A predictable month-to-month income just doesn’t happen for a lot of people. Your financial life could be that of a salesperson on commission, or an entrepreneur just getting a business off the ground, or a freelancer who’s constantly moving from one contract to another. There are lots of reasons for an irregular income. But even if you have one, you can be sure your bills will still arrive on a regular basis and have to be paid. If you want your exciting but unpredictable financial life to take on the consistency that comes with the routine of a steady paycheck — it’s vital to know how to budget with variable income.
Here are five good ways to accomplish that:
1. Add up your monthly expenses
The first thing to figure out is how much you spend each month. Break down your expenses according to whether they are recurring, or one-time. Don’t forget to include your spending on everyday items, or splurges. You want to have a general idea of how much you spend each month. This is the foundation of your budget.

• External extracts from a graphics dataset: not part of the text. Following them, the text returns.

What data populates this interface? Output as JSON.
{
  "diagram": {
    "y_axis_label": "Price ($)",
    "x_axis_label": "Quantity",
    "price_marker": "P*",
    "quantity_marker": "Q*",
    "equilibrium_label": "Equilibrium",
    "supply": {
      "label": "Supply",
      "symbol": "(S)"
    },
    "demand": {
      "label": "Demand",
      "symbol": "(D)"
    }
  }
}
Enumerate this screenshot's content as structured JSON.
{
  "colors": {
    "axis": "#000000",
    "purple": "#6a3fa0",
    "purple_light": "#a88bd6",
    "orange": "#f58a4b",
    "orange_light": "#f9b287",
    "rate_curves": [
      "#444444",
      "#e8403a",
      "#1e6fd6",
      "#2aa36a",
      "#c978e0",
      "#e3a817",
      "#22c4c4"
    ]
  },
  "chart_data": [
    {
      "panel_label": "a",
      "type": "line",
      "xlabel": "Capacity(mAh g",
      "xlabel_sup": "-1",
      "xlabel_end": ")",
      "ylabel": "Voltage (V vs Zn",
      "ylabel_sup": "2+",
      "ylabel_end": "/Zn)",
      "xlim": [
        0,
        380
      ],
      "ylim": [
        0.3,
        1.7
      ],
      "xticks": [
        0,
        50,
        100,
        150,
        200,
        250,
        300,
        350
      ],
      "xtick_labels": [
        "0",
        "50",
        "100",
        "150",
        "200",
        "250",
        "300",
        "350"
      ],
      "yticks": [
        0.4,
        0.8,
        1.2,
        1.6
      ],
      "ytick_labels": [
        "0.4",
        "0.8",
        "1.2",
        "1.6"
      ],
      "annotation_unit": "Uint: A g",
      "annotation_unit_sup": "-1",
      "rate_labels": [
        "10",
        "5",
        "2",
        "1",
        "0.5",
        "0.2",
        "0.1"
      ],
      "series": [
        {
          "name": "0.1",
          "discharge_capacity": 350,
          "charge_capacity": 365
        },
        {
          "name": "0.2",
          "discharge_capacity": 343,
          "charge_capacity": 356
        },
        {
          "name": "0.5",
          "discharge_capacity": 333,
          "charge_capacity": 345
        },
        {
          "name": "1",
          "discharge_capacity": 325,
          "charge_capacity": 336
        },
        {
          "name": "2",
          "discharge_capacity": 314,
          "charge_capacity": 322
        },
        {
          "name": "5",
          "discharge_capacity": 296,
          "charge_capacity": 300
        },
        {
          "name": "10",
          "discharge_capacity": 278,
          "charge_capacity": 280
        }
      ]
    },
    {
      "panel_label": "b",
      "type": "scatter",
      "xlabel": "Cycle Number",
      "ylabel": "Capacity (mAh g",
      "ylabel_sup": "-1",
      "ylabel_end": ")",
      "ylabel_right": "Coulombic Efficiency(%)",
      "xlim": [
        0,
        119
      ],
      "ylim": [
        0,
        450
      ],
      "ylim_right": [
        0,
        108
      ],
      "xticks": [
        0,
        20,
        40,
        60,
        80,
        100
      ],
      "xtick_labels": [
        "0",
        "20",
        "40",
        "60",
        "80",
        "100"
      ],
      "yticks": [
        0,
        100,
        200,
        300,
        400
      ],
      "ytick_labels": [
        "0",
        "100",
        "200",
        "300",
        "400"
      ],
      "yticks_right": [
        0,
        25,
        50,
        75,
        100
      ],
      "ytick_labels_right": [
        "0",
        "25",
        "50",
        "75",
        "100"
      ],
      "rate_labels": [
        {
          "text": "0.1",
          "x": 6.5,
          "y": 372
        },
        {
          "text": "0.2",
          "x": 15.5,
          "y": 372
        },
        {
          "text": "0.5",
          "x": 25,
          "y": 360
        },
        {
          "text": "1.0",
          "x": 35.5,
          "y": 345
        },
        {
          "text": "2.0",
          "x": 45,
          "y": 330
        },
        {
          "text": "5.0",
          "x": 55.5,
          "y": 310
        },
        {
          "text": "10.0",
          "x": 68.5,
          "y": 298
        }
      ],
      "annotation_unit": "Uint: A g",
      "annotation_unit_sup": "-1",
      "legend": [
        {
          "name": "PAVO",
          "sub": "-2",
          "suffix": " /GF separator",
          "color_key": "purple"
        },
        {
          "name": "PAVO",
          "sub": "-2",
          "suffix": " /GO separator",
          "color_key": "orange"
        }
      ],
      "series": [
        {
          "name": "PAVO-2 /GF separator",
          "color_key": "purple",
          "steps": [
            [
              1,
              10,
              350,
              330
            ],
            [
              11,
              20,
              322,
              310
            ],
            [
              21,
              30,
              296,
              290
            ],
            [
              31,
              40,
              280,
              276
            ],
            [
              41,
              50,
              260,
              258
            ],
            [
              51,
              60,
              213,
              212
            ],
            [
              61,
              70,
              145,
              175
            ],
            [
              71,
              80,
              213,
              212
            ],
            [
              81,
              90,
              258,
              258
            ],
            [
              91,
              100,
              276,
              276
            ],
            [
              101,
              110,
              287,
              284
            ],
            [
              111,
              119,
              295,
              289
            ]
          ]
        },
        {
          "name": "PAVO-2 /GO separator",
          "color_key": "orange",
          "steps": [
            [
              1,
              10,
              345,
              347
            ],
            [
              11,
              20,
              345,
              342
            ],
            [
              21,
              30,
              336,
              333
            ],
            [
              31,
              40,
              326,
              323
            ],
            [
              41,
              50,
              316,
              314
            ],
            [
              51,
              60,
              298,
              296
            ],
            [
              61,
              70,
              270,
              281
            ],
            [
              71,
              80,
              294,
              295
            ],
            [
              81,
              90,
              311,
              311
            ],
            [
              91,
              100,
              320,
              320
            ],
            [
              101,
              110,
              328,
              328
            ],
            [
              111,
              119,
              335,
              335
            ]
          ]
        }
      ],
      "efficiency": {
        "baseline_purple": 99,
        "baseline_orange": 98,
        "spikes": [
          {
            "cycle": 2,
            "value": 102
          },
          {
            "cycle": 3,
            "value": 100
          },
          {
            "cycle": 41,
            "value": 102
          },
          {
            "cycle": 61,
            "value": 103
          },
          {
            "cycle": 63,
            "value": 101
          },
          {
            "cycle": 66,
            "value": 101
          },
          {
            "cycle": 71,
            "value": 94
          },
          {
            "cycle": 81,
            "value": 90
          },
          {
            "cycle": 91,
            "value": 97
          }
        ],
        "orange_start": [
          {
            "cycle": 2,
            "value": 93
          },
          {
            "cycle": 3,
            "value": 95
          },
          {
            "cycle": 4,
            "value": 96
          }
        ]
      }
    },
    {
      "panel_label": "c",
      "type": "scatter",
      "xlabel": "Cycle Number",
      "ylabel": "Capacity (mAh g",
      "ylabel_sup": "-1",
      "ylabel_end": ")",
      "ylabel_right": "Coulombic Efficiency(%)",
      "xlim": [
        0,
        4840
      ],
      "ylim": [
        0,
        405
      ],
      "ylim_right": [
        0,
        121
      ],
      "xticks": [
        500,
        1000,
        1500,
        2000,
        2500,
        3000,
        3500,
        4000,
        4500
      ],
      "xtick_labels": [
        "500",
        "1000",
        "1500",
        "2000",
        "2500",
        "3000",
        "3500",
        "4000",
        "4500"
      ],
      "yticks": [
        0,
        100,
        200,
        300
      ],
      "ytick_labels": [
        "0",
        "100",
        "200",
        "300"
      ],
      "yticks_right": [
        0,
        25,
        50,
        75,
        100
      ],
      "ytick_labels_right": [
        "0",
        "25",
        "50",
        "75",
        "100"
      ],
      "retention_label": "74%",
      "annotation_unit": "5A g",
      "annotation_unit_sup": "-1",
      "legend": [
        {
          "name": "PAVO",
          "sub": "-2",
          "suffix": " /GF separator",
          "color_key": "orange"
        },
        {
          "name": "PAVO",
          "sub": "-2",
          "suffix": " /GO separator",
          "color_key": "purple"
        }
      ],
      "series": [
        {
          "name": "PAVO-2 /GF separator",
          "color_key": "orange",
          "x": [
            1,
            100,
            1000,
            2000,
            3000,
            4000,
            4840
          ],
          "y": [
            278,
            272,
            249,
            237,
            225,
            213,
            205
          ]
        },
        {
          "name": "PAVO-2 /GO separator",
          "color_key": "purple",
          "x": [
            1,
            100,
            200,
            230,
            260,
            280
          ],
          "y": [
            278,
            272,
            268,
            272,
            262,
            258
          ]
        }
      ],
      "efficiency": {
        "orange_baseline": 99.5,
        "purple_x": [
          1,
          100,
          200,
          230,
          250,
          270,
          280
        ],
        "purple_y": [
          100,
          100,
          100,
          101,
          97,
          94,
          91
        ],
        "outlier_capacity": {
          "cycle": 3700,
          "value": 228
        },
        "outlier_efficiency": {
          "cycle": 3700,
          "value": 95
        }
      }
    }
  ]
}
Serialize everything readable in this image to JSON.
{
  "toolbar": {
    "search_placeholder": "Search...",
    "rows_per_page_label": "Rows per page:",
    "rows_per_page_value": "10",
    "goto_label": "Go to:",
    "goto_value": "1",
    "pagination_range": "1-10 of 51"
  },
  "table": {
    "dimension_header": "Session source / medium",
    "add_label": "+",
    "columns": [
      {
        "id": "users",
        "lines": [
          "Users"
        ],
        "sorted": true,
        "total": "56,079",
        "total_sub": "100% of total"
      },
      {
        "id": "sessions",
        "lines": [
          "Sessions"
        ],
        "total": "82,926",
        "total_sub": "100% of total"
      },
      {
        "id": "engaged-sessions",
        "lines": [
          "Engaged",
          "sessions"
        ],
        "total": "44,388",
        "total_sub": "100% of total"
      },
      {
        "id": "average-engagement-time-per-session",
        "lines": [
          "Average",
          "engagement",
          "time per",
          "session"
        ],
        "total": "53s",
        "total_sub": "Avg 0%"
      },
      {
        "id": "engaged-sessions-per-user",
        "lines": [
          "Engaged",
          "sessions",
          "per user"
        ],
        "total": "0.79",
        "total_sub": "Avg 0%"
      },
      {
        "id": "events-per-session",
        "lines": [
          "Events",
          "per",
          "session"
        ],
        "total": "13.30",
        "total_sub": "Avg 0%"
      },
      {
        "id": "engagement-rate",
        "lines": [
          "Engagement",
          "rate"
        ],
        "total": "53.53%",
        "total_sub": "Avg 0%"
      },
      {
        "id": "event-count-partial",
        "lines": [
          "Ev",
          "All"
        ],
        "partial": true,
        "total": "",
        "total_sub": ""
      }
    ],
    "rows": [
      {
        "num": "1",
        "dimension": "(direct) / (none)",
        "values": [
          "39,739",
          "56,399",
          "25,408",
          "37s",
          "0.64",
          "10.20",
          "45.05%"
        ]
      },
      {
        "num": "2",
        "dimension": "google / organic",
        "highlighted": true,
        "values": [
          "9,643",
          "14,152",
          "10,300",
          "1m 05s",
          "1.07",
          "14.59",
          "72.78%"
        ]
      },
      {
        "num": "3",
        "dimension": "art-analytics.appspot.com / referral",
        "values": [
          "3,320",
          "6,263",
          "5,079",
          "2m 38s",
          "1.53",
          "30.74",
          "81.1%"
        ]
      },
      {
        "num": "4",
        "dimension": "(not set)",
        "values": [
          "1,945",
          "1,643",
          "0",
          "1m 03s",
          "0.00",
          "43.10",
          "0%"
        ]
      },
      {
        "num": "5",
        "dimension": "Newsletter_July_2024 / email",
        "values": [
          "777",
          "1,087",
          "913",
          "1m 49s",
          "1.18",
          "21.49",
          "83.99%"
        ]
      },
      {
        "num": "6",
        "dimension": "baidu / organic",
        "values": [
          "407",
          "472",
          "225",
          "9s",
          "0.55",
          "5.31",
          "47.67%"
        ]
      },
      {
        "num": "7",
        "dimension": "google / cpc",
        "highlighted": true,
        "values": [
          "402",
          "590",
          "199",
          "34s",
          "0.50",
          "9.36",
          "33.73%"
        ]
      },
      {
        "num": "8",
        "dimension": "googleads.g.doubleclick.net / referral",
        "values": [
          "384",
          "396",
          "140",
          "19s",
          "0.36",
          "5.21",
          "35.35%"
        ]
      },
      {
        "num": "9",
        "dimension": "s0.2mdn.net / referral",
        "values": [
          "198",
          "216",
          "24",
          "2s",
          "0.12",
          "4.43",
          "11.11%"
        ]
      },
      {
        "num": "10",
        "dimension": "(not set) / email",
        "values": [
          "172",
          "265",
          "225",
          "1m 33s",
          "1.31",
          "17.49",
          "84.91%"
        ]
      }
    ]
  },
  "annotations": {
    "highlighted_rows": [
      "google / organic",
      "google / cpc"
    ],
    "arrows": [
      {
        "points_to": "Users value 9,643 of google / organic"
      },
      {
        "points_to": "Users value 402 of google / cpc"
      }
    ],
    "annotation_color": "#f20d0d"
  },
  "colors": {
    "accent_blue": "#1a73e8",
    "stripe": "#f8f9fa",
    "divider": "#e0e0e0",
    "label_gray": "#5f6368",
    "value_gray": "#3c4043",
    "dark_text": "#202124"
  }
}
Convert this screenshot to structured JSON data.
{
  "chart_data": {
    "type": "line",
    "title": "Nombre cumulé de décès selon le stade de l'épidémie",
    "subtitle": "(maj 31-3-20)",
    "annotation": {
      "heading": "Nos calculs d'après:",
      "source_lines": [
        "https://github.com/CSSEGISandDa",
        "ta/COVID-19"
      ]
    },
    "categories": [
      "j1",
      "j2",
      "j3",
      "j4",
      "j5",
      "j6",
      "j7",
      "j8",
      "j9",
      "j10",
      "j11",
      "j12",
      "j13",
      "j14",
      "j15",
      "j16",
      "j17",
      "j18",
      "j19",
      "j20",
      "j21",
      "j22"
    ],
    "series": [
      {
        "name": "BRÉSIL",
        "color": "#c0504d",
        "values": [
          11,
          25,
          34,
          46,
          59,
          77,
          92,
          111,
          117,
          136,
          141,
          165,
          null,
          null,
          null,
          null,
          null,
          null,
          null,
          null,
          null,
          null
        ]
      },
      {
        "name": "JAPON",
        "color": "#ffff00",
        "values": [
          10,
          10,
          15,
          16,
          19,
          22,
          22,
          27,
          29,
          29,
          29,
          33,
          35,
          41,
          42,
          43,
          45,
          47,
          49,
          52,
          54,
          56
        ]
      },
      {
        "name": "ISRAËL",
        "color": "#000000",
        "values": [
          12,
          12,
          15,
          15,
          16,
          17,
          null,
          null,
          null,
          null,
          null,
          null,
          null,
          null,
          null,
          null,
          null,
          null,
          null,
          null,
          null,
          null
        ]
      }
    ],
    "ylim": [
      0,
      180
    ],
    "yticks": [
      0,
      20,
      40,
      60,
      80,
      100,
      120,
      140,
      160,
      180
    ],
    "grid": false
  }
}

A free online budgeting tool, like Mint, can be invaluable in creating your plan and tracking your expenses automatically. You start a free account, provide your checking account information, and the tool tracks the money you spend and categorizes it by the criteria you’ve established. The only thing you’ll need to add manually is your cash expenses. The more automatic your budgeting, the more likely you’ll stick with it.
It’s very important to prioritize your expenses. That way you make sure the most important debits are covered first. Bills, groceries, and debt payments are among the most important spending categories. Once you’ve set these priorities, you’ll know what you set aside dropped from the list if you have a lean month. Know ahead of time what you can cut back on if necessary.
2. Know the sources of your income
You also need to know where your money is coming from. Do you have multiple jobs? If you are self-employed, what percentage of your income is from a specific source? Document your income so that you have an idea of what you earn.
If possible, look at what you made in the last 12 months. Divide that amount by 12. This is a great way to estimate your average monthly income. If you made $48,000 over the last 12 months, your average is $4,000 a month. With a variable income, though, you might earn $5,000 one month, and $2,500 another month. The overall average, though, gives you a solid number to work with.
Many self-employed professionals have a problem with getting their clients to pay on time. They want to avoid having to be pushy for fear of alienating clients and losing further work. One solution for late payers is to make prompt payments profitable for them. You can offer clients incentives in the form of declining discounts the longer they take to pay. Try sending an email or letter to clients with a positive announcement of this form of discount offer and add it to your invoices. It’s an approach that will accelerate payments better than pushing for them.
3. Give yourself a regular salary to make planning easier
You can pay yourself a salary by opening two bank accounts — a checking account and a savings account. Every time you receive money, deposit it into your savings account. Then, every week, two weeks, or monthly, transfer the amount you estimated above into your checking account and use it to pay your expenses and fund your goal. When you have good months, you’ll build your savings. In less successful months, you’ll draw from your savings to keep your salary steady.
With this system, if you have a big savings balance at the end of the year, divide it by 12 and give yourself a monthly raise. If you don’t have enough in savings to make it work, you’ll have to take a pay cut and take a hard look at your expenses so you can stay on track to meet your goals.
4. Keep expenses in line with the monthly average
Once you have your monthly average, base your spending plan or budget on that income. Look at your expenses, and cut out the least important items so that your spending is in line with your monthly average. Plan your retirement contributions, spending on luxuries, debt repayment, and other spending, so that you can live within your means on your average income.
Every six months, re-evaluate your average income. You want to make sure that it is still fairly accurate. If your average income is dropping, you’ll want to cut from your lower priority spending from your budget. If your average is on the rise, you can adjust your spending plan so that more money is going toward retirement planning, or debt pay down.
5. Lay the groundwork for your future
The key with budgeting on a variable income is to plan for the future. Once you have your average, you can plan around that. On good months when you earn more than the monthly average, you can put the difference away in a special, high-yield savings account. In our example above, if you have a good month that earns you more than $4,800, you would put the difference between your earnings and the monthly average in an account. Each month that yields more than your 12-month average should provide you with a cushion to help you through the poor months.
On months that you don’t earn as much as your average, it’s always best to try to cut back a little bit. See if you can avoid some of your more frivolous spending. Then, once you have made that effort, you can dip into your cushion to make up for any deficiency.
When your income changes from month to month, paying attention to budgeting is even more critical for you than it might be for a salaried professional. Be aware of where your money is coming from, and where it is going. Build up a cushion so that in down months you aren’t digging a hole of debt for yourself. A little discipline will go a long way.
Learning how to budget with variable income takes effort and time. It means making your income and expenses predictable and consistent. But it’s well worth it when you escape fees from bounced checks, credit card interest, late payments, and poor credit reports. It’s also worth it when you enjoy the resulting peace of mind.